Enem, cinema e desejo de luz no fim do tĂșnel

Por Marcos AraĂșjo

O tema da redação do Exame Nacional do Ensino MĂ©dio (Enem), aplicado no Ășltimo domingo (3), Ă© uma Ăłtima oportunidade para uma importante reflexĂŁo. Os alunos tiveram que dissertar sobre a democratização do acesso ao cinema no Brasil. O assunto Ă© polĂȘmico, uma vez que o atual Governo brasileiro nĂŁo tem demonstrado muitas afinidades com o audiovisual, tendo implementado mudanças na Ancine, que Ă© a nossa AgĂȘncia Nacional do Cinema, e cortes de verbas para filmes com a temĂĄtica LGBT, argumentos que jĂĄ foram tratados por esta coluna.

Também não superamos o baque de que, em setembro, uma canetada governamental visa a reduzir a principal fonte de fomento de produçÔes audiovisuais brasileiras. Um projeto de lei foi apresentado ao Poder Legislativo, prevendo o corte de 43% do orçamento do Fundo Setorial do Audiovisual. Antes que se diga que é dinheiro gasto com perfumaria, é preciso explicar que esse é um fundo que se retroalimenta com os próprios resultados das produçÔes, taxas cobradas e tributo pago pela exploração comercial de obras audiovisuais. Dessa forma, bombardeå-lo parece ser um raciocínio nada inteligente do ponto de vista administrativo.

Em outra circunstĂąncia de recalque contra o cinema nacional, o Governo determinou que a sede da Ancine fosse transferida do Rio de Janeiro para BrasĂ­lia, com o intuito de poder ter mais controle sobre o ĂłrgĂŁo. Infelizmente, todas essas ofensivas contra a nossa sĂ©tima arte Ă© uma guerra, totalmente sem lĂłgica, contra um setor que gera empregos e Ă© considerado simbĂłlico da nova economia, jĂĄ que os paĂ­ses, cada vez mais, investem em indĂșstrias que se relacionam Ă  criação e Ă  criatividade.

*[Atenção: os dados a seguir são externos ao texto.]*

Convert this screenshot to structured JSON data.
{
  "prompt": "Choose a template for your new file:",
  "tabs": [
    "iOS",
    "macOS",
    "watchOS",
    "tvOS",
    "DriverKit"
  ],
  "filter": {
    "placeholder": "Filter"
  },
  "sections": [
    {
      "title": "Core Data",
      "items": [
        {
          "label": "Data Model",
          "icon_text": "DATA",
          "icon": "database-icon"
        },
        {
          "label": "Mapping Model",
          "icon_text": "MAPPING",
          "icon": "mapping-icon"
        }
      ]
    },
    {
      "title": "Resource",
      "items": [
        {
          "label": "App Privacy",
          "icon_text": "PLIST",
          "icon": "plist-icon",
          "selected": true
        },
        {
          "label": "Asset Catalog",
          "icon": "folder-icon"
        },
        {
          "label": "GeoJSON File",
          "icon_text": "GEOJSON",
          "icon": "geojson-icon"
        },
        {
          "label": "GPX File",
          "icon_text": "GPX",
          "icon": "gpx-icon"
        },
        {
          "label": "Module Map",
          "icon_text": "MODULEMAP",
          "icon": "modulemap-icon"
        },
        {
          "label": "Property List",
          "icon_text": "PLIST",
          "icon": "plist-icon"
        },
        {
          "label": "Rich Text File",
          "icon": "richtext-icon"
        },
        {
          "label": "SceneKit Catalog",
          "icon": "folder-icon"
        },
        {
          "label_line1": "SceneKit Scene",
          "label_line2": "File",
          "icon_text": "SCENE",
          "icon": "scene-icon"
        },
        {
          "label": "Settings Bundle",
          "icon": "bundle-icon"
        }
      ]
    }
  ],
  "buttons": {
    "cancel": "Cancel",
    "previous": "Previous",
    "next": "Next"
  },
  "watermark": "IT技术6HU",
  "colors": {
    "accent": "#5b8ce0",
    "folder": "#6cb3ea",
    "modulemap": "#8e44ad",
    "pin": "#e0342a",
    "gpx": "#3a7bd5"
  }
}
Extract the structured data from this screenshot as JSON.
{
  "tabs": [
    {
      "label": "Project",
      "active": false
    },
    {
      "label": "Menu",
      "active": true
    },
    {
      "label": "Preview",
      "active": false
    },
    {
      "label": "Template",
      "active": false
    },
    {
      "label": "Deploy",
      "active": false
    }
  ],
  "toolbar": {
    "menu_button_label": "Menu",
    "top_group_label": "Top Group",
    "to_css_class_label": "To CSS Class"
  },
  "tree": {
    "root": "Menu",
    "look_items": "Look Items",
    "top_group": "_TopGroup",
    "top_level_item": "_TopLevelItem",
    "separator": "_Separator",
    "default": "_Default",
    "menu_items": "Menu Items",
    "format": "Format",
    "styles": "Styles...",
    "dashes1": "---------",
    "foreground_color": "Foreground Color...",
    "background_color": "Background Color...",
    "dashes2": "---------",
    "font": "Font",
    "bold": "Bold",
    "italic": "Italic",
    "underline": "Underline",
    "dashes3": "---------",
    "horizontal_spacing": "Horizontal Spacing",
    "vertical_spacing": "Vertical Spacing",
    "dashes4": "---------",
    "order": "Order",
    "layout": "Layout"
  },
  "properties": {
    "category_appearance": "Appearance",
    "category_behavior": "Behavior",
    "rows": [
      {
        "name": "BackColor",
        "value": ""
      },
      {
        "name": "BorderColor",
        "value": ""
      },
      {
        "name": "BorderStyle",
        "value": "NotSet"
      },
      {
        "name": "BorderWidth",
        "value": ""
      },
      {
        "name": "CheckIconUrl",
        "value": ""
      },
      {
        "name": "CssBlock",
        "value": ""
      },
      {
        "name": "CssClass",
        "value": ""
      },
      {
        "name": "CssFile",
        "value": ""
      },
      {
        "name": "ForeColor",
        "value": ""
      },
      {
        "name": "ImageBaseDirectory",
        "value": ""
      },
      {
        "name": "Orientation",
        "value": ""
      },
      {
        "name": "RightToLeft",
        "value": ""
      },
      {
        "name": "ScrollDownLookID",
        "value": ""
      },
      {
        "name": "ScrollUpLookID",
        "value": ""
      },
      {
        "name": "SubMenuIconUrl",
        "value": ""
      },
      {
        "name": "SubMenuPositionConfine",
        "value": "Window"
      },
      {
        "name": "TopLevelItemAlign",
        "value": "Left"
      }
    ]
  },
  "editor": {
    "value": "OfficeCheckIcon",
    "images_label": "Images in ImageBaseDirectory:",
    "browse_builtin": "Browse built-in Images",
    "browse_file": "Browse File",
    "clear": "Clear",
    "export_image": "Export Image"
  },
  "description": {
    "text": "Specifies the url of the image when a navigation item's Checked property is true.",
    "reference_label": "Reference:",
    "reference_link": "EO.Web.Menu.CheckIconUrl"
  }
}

Todos esses achaques governamentais colocam o Brasil na contramĂŁo, minando nossa indĂșstria cinematogrĂĄfica que vai de vento em popa, vide os resultados alcançados por filmes como “Bacurau”, de Kleber Mendonça Filho e Juliano Dornelles, e “A vida invisĂ­vel”, de Karim Ainouz, ambos premiados no Festival de Cannes este ano.

Por estas razĂ”es, falar de democratização de acesso ao cinema Ă© fundamental nesse paĂ­s. Numa entrevista concedida esta semana, a diretora Anna Muylaert, criadora do longa “Que horas ela volta”, disse que o tema do Enem faz o estudante se questionar sobre si e acerca da importĂąncia do audiovisual no mundo contemporĂąneo, o que Ă© produtivo para o indivĂ­duo no que diz respeito ao modo de pensar a sociedade de hoje. Ainda mais quando sabemos que o audiovisual tem ocupado parte significativa do tempo das pessoas.

O cineasta Zoel Zito de AraĂșjo, criador do belĂ­ssimo filme “As filhas do vento”, ressaltou que vivemos uma grande mudança na forma de acesso aos filmes, que Ă© cada vez mais pela internet, pelo celular, no YouTube, nos canais de streaming, na assinatura de canais a cabo, do que pelas salas de cinema. Para ele, nunca se viu tantos filmes quanto hoje. Por isso, o importante Ă© a população ter consciĂȘncia que a experiĂȘncia humana, no momento atual, jĂĄ nĂŁo comporta viver sem cinema, acessado de diferentes formas.

De forma contraditĂłria e, para muitos, na cara de pau mesmo, o Governo impĂ”e obstĂĄculos ao audiovisual, mas quer ficar bem na fita, fazendo os estudantes pensarem sobre acesso e democratização do cinema. Em tempos tĂŁo obscuros, de perseguição Ă  arte e Ă  cultura, consigo pensar apenas que toda forma de reflexĂŁo, como essa proposta pelo Enem, pode, em algum momento, gerar luz no fim do tĂșnel.